Fast forward, because I will save you the details of the visit to the vet. Although, I must tell you about a little puppy that I had seen on Monday when I was there. This puppy was so sick, near death on Monday. He was hooked up to an IV, laying in the crate, motionless, and the vet did not have high hopes for him. This morning when I showed up, that same Siberian Husky puppy was running around the yard looking as chipper as could be. He ran right up to me and stood right by my legs during the procedure making me smile every time I looked down at his adorable , happy face. What a little angel, I really needed that puppy and he somehow seemed to know that. Sigh. And one more thing..the vet did not want to charge me…so sweet! I of course insisted and gave her $20.00. She was gentle, caring and very professional.

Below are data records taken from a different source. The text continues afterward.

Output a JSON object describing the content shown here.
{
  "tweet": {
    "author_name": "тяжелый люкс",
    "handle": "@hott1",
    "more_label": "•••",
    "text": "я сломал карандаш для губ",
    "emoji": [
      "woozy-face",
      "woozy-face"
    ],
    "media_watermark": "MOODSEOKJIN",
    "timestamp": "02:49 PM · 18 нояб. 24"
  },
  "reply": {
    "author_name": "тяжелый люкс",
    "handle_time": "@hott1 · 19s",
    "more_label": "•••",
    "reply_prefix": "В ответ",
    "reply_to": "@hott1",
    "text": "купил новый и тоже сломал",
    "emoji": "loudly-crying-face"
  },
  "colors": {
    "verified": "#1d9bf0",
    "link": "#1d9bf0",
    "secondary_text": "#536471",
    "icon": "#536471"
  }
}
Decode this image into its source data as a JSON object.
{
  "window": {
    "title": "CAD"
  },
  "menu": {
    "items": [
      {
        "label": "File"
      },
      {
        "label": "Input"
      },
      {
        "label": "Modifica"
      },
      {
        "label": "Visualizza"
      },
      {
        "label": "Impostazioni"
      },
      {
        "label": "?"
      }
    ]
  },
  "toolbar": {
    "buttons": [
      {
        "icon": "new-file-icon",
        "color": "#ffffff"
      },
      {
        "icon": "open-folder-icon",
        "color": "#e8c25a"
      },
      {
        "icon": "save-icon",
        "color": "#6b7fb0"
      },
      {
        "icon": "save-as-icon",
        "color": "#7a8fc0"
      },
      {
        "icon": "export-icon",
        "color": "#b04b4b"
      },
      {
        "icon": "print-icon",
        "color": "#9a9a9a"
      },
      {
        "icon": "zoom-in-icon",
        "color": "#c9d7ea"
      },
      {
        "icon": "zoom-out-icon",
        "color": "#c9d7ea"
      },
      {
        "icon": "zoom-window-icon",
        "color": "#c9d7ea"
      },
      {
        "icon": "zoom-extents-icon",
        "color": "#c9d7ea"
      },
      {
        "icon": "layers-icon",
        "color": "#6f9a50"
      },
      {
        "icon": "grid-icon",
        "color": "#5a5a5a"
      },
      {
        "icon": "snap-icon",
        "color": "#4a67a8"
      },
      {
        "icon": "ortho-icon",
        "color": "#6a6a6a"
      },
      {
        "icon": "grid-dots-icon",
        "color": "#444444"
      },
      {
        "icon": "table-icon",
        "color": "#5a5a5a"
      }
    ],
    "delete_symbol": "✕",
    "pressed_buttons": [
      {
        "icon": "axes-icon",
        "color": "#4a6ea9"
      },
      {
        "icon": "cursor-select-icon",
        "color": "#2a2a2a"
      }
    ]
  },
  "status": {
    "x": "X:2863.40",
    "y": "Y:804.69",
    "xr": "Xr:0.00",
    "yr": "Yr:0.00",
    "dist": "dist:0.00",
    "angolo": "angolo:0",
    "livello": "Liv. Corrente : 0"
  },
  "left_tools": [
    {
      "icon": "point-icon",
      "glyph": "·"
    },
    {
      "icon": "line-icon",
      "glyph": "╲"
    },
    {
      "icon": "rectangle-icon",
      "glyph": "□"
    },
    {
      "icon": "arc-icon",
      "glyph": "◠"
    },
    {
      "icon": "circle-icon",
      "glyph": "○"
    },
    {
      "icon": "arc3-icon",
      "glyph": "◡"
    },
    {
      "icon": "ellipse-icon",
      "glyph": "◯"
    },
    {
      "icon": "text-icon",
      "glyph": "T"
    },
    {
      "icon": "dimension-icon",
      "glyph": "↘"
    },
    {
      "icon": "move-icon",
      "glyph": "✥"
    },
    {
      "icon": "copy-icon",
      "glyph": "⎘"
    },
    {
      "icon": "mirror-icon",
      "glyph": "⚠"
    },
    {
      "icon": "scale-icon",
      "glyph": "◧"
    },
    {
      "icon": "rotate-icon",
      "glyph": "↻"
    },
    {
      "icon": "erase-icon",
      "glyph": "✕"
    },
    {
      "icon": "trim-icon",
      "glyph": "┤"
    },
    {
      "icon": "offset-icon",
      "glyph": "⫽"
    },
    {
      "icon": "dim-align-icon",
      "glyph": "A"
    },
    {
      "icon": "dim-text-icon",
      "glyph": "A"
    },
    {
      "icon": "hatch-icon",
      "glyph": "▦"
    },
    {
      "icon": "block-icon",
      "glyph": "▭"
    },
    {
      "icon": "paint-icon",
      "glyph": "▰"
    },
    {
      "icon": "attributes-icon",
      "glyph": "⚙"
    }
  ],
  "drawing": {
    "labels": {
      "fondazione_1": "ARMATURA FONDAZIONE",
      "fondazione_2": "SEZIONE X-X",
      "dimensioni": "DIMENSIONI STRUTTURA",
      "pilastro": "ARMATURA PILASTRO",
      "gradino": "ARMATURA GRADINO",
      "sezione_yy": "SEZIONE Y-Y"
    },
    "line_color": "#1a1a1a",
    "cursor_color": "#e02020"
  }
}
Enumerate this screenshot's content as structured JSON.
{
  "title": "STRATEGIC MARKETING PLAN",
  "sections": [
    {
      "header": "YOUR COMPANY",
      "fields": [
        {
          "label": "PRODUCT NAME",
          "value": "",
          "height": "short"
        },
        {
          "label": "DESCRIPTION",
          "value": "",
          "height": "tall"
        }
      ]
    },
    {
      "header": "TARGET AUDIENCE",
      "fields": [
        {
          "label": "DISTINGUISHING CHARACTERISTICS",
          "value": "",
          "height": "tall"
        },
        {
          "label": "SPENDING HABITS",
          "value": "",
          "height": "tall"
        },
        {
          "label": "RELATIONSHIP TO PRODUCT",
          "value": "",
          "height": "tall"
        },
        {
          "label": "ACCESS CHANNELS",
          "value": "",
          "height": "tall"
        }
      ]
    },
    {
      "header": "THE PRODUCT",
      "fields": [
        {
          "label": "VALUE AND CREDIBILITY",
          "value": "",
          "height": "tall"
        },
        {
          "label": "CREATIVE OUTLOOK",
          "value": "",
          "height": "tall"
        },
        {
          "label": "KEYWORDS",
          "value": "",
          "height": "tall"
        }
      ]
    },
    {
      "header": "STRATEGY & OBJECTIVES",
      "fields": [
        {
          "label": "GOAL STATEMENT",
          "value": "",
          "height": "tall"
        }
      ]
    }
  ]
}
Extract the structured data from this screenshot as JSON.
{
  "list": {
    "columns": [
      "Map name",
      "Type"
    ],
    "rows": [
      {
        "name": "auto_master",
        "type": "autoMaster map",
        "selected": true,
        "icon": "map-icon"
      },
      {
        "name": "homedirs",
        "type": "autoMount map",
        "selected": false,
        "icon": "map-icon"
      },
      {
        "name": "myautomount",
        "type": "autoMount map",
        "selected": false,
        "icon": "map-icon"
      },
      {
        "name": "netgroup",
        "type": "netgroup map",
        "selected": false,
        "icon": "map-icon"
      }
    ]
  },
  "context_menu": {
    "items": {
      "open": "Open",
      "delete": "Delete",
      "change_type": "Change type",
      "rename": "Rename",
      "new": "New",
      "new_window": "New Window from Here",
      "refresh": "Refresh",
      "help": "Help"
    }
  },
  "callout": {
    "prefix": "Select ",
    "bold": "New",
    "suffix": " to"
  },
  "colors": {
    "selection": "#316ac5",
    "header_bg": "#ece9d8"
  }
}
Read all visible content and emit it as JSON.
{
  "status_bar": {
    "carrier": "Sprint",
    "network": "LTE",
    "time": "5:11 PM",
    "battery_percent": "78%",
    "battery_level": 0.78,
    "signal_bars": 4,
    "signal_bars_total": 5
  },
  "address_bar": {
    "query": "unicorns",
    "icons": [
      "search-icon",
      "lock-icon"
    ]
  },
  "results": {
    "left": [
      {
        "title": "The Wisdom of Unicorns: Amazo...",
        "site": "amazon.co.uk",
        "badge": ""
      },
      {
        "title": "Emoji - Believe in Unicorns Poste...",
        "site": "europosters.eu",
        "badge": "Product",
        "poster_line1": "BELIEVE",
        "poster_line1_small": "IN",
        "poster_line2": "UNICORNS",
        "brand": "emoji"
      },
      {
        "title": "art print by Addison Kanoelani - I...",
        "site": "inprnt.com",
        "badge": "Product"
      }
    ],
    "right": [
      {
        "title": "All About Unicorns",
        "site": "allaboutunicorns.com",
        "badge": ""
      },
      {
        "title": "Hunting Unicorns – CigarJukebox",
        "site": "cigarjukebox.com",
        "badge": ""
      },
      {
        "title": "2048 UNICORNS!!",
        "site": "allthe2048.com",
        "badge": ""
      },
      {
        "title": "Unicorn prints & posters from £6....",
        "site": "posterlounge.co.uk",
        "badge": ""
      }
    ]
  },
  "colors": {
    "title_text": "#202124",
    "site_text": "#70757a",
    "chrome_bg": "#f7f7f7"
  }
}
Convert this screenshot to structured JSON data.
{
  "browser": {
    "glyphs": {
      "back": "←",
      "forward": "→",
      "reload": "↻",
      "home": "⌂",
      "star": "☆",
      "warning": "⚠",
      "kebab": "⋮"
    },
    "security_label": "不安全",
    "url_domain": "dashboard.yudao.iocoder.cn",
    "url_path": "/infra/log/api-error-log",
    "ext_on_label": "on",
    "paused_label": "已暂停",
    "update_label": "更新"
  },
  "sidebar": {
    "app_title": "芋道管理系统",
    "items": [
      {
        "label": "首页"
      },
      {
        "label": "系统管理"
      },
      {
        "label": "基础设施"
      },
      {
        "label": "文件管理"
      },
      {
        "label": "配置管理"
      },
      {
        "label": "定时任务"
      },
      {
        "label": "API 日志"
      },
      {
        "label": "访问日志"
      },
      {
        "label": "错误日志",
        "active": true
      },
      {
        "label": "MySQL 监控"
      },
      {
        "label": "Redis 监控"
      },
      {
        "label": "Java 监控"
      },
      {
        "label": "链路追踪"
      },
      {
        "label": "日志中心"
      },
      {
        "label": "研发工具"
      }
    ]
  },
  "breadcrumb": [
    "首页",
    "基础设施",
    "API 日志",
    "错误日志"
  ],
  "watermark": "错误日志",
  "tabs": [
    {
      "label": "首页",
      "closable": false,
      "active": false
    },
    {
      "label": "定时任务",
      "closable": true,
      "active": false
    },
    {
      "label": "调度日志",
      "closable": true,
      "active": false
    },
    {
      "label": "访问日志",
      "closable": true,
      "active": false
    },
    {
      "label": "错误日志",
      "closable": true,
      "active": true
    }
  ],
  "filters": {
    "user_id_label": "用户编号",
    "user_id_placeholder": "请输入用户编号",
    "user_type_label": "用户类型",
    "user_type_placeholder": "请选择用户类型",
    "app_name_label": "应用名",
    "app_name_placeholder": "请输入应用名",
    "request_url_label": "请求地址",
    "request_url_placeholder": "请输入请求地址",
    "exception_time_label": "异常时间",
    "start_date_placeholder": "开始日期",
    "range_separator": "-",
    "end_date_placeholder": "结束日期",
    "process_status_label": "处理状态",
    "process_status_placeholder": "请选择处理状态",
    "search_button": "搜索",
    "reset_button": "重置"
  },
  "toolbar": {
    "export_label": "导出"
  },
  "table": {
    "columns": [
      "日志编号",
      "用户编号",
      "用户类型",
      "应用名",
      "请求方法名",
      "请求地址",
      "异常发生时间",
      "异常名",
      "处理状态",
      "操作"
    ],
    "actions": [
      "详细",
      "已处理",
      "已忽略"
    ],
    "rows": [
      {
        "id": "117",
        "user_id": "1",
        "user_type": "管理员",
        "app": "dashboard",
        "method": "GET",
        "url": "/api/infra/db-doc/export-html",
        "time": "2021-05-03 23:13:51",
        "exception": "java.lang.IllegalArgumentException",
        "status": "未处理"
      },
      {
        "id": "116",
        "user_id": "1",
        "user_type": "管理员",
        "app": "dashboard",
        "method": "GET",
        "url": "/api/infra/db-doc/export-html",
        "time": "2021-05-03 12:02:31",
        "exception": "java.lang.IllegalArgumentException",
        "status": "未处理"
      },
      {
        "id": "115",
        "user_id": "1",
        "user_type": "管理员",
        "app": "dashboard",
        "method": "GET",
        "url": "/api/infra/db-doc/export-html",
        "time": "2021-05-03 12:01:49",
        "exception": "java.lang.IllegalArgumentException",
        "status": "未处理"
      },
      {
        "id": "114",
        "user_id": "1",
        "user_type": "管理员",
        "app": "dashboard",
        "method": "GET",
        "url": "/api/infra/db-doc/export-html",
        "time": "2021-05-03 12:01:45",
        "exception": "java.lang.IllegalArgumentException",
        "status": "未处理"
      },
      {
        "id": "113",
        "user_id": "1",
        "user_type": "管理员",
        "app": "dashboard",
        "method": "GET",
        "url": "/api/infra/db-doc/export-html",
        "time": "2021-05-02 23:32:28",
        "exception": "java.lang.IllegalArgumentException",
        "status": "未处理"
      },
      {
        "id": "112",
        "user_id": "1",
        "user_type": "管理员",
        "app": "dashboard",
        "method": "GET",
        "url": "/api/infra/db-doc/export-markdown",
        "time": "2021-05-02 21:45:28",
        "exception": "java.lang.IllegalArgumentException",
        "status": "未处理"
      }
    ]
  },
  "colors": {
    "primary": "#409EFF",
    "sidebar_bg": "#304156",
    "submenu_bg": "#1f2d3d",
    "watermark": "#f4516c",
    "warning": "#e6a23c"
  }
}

Entonce (then), I called Scott and told him I was on my way up to the property. We had decided we would bury our sweet kitty in a peaceful spot up on our property so he’ll always be with us. Here’s where I fall in love with my husband even more than I ever thought I could. When I got up there I saw Scott grab a shovel and wait for me to get out of the car. We walked to the spot, a lovely, peaceful , shady spot that is the point where two peaceful creeks meet, under a bunch of trees. He began to dig the grave as I stood there, tears slowly falling down my face. As the hole began to get deeper I looked at Scott and he had tears falling down his face as he was digging….Sigh, Oh how I adore that man! We buried Midnight with much love and will always remember him with fondess. Even though he sometimes liked to bite us and often scratched things that we specifically asked him not to scratch, and don’t even get me started about how unfriendly he was when we had company over, he really only liked me and Scott,(Shrug, the cat had good taste, what can I say!)….And Pat will remember how much he liked to sit on the couch with her when she lived with us. Midnight just loved to torment Molly the dog and jump out at her when she least expected it. We lovingly called him our “Face-kitty” because he just loved to nuzzle up to our face and to be kissed right on his forehead and don’t’ even get me started about how much that silly cat loved my hair, while I was sleeping! Uggggg! Yes, he will be in our memories forevermore. We miss him already and so does Copper, his brother. Having a pet is a huge responsibility as well as a great honor. Animals love us unconditionally and with such abandon they add such joy and fullness to our lives. I’m so glad to have been blessed to have loved Midnight in spite of having also had to feel the painful sting of losing him. It’s hard, but it’s also a good time to celebrate my lovely pet who lived with us and who gave us so much pleasure and made our house feel like home.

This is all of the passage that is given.